Unlike Gen. Qasem Soleimani, whose popularity across Iranian society made his 2020 assassination by U.S. drone a profound loss to the regime, Raisi left no void. Khamenei will decide which hardline apparatchik appears on the ballot to replace him. He vowed “no disruption in the country’s work.” Iran will continue waging war on Israel by arming Hamas in Gaza and Hizballah in Lebanon.

Netanyahu besieged

Israel’s conviction that not only those enemies but also the world is against them feeds a bristling solidarity that may have been the only comfort to Prime Minister Benjamin Netanyahu after the news that, with Defense Minister Yoav Gallant, his arrest was sought by the prosecutor of the ICC. The charges, which await approval by a panel of judges, allege deliberately killing civilians and starvation as a weapon in Israel’s war against Hamas in Gaza, where 35,000 have been killed, per the count of the Hamas-run health ministry, which is accepted by the U.S. and the U.N.

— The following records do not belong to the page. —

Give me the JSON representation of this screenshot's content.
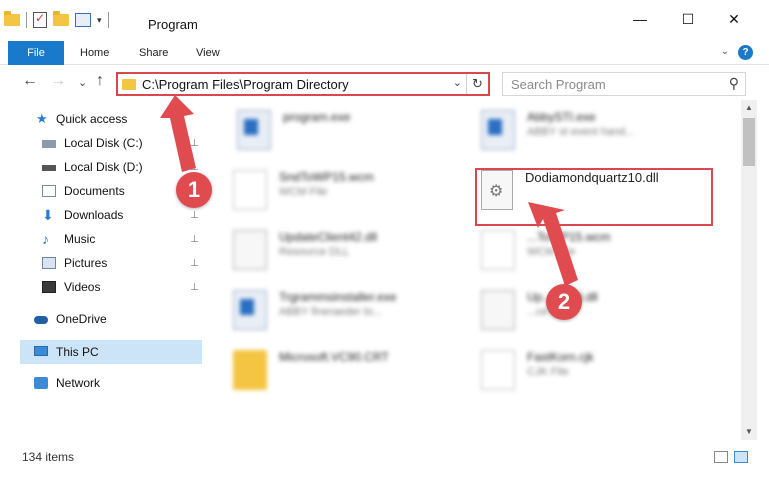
{
  "window": {
    "title": "Program",
    "minimize_glyph": "—",
    "maximize_glyph": "☐",
    "close_glyph": "✕"
  },
  "ribbon": {
    "tabs": [
      "File",
      "Home",
      "Share",
      "View"
    ],
    "help_glyph": "?",
    "collapse_glyph": "⌄"
  },
  "navbar": {
    "back_glyph": "←",
    "forward_glyph": "→",
    "recent_glyph": "⌄",
    "up_glyph": "↑",
    "address": "C:\\Program Files\\Program Directory",
    "address_dropdown_glyph": "⌄",
    "refresh_glyph": "↻",
    "search_placeholder": "Search Program",
    "search_glyph": "⚲"
  },
  "sidebar": {
    "items": [
      {
        "label": "Quick access",
        "icon": "star-icon",
        "pinned": false
      },
      {
        "label": "Local Disk (C:)",
        "icon": "drive-icon",
        "pinned": true
      },
      {
        "label": "Local Disk (D:)",
        "icon": "drive-icon",
        "pinned": true
      },
      {
        "label": "Documents",
        "icon": "documents-icon",
        "pinned": true
      },
      {
        "label": "Downloads",
        "icon": "download-icon",
        "pinned": true
      },
      {
        "label": "Music",
        "icon": "music-icon",
        "pinned": true
      },
      {
        "label": "Pictures",
        "icon": "pictures-icon",
        "pinned": true
      },
      {
        "label": "Videos",
        "icon": "videos-icon",
        "pinned": true
      },
      {
        "label": "OneDrive",
        "icon": "cloud-icon",
        "pinned": false
      },
      {
        "label": "This PC",
        "icon": "computer-icon",
        "pinned": false,
        "selected": true
      },
      {
        "label": "Network",
        "icon": "network-icon",
        "pinned": false
      }
    ],
    "pin_glyph": "📌"
  },
  "files": [
    {
      "name": "program.exe",
      "type": "",
      "icon": "exe-icon"
    },
    {
      "name": "AbbySTI.exe",
      "type": "ABBY st event hand...",
      "icon": "exe-icon"
    },
    {
      "name": "SndToWP15.wcm",
      "type": "WCM File",
      "icon": "document-icon"
    },
    {
      "name": "Dodiamondquartz10.dll",
      "type": "",
      "icon": "dll-icon",
      "highlighted": true
    },
    {
      "name": "UpdateClient42.dll",
      "type": "Resource DLL",
      "icon": "dll-icon"
    },
    {
      "name": "...ToWP15.wcm",
      "type": "WCM File",
      "icon": "document-icon"
    },
    {
      "name": "Trgrammsinstaller.exe",
      "type": "ABBY fineraeder to...",
      "icon": "exe-icon"
    },
    {
      "name": "Up...ent19.dll",
      "type": "...ce DLL",
      "icon": "dll-icon"
    },
    {
      "name": "Microsoft.VC90.CRT",
      "type": "",
      "icon": "folder-icon"
    },
    {
      "name": "FastKorn.cjk",
      "type": "CJK File",
      "icon": "document-icon"
    }
  ],
  "status": {
    "item_count": "134 items"
  },
  "callouts": [
    "1",
    "2"
  ],
  "colors": {
    "accent": "#1979ca",
    "highlight": "#d9474f",
    "callout": "#e04b4f",
    "selection": "#cce4f7"
  }
}
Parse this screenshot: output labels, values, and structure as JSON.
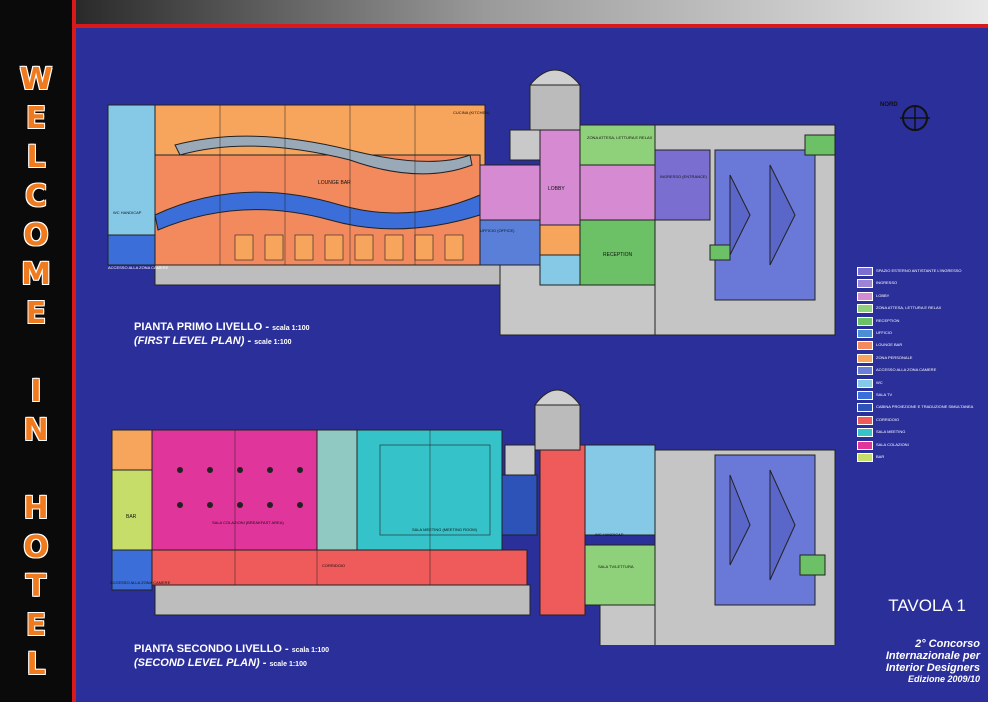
{
  "sidebar_letters": [
    "W",
    "E",
    "L",
    "C",
    "O",
    "M",
    "E",
    "",
    "I",
    "N",
    "",
    "H",
    "O",
    "T",
    "E",
    "L"
  ],
  "colors": {
    "background": "#2b2f9a",
    "accent_red": "#d91a1a",
    "orange": "#f7a45c",
    "salmon": "#f28a5e",
    "lilac": "#d58ad2",
    "green": "#8fd07a",
    "cyan": "#35c2c9",
    "magenta": "#e0359a",
    "red": "#ef5a5a",
    "lightblue": "#86c9e6",
    "purple": "#7a6fd0"
  },
  "north_label": "NORD",
  "plan1": {
    "title": "PIANTA PRIMO LIVELLO -",
    "scale": "scala 1:100",
    "subtitle": "(FIRST LEVEL PLAN) -",
    "subscale": "scale 1:100",
    "labels": {
      "lounge": "LOUNGE BAR",
      "lobby": "LOBBY",
      "reception": "RECEPTION",
      "waiting": "ZONA ATTESA, LETTURA E RELAX",
      "entrance": "INGRESSO (ENTRANCE)",
      "office": "UFFICIO (OFFICE)",
      "kitchen": "CUCINA (KITCHEN)",
      "wc": "WC HANDICAP",
      "rooms": "ACCESSO ALLA ZONA CAMERE"
    }
  },
  "plan2": {
    "title": "PIANTA SECONDO LIVELLO -",
    "scale": "scala 1:100",
    "subtitle": "(SECOND LEVEL PLAN) -",
    "subscale": "scale 1:100",
    "labels": {
      "breakfast": "SALA COLAZIONI (BREAKFAST AREA)",
      "meeting": "SALA MEETING (MEETING ROOM)",
      "corridor": "CORRIDOIO",
      "bar": "BAR",
      "tv": "SALA TV/LETTURA",
      "wc": "WC HANDICAP",
      "rooms": "ACCESSO ALLA ZONA CAMERE"
    }
  },
  "legend": [
    {
      "color": "#7a6fd0",
      "label": "SPAZIO ESTERNO ANTISTANTE L'INGRESSO"
    },
    {
      "color": "#9b84d6",
      "label": "INGRESSO"
    },
    {
      "color": "#d58ad2",
      "label": "LOBBY"
    },
    {
      "color": "#8fd07a",
      "label": "ZONA ATTESA, LETTURA E RELAX"
    },
    {
      "color": "#6cc065",
      "label": "RECEPTION"
    },
    {
      "color": "#4a8fd6",
      "label": "UFFICIO"
    },
    {
      "color": "#f28a5e",
      "label": "LOUNGE BAR"
    },
    {
      "color": "#f7a45c",
      "label": "ZONA PERSONALE"
    },
    {
      "color": "#6a7fd8",
      "label": "ACCESSO ALLA ZONA CAMERE"
    },
    {
      "color": "#86c9e6",
      "label": "WC"
    },
    {
      "color": "#3b6ed8",
      "label": "SALA TV"
    },
    {
      "color": "#2d52b8",
      "label": "CABINA PROIEZIONE E TRADUZIONE SIMULTANEA"
    },
    {
      "color": "#ef5a5a",
      "label": "CORRIDOIO"
    },
    {
      "color": "#35c2c9",
      "label": "SALA MEETING"
    },
    {
      "color": "#e0359a",
      "label": "SALA COLAZIONI"
    },
    {
      "color": "#c6dd6a",
      "label": "BAR"
    }
  ],
  "tavola": "TAVOLA 1",
  "contest": [
    "2° Concorso",
    "Internazionale per",
    "Interior Designers",
    "Edizione 2009/10"
  ]
}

Prosecutor Karim Khan also seeks the arrest of Yahya Sinwar, who organized the Oct. 7 attack; Mohammed Deif, who leads Hamas’ armed wing; and Ismail Haniyeh, its political chief, based in Qatar. Sinwar and Deif are thought to be in Gaza, where Israel has been trying to kill them. The charges—including rape, torture, taking hostages—serve to reinforce Israel’s efforts to direct global attention to the 1,200 Israelis killed in the worst attack on Jews since the Holocaust. But Hamas made its name with suicide bombings and has little to lose from the ICC’s accusations, whereas Israel—a society built around what it calls “the most moral army in the world”—has historically sought to claim the high ground. The ICC move was a body blow to a state that, despite defiant statements about going it alone, relies heavily on the support of Western allies, especially the U.S. To wit: As many as half of those 300 Iranian missiles and drones knocked out of the sky in April were downed by the U.S. and others.

Read more: What ICC Arrest Warrants Would Mean for Israel and Hamas Leaders

The risk to Netanyahu is both personal—he might be arrested if he travels to any of the 124 nations that signed the treaty creating the court—and political. Already blamed by Israelis for the security lapses that allowed Oct. 7, he also owns all that has followed, including the fate of the remaining 128 hostages. Days before the ICC news, Gallant berated Netanyahu for refusing to formulate a “day after” plan for Gaza, beyond leaving troops there indefinitely. Former military chief of staff Benny Gantz, the only other member of Israel’s war cabinet, then gave Netanyahu a June 8 deadline to come up with an endgame, arguing that progress was impaired by Netanyahu’s “personal interest” in refusing to defy the far right, which he brought into the mainstream in order to win office. “If you choose the path of the zealots and lead the whole state into the abyss, we will be forced to leave,” Gantz said, threatening to force an election.

The Saudi question

Saudi Arabia, of course, makes no pretense of democracy. Even King Salman bin Abdulaziz Al-Saud, 88, routinely defers to Crown Prince Mohammed bin Salman, who on May 20 delayed a foreign trip as the monarch’s health took a turn. Along with the execution of Jamal Khashoggi, MBS might be best known for his keenness to establish relations with Israel. To confront rival Iran, the Saudi was prepared to let Israel have its way with Palestinians. A pact on those terms was getting closer when Oct. 7 returned the matter of a Palestinian state to center stage.

To much of the world, such a state seems inevitable. Spain, Norway, and Ireland declared May 22 that they would recognize one. But in Israel, the debate is whether to establish what Gantz termed “an international civilian governance mechanism for Gaza, including American, European, Arab, and Palestinian elements.” What exactly the “Palestinian elements” would be was not identified, and so qualifies as a missing piece. But hardly the only one.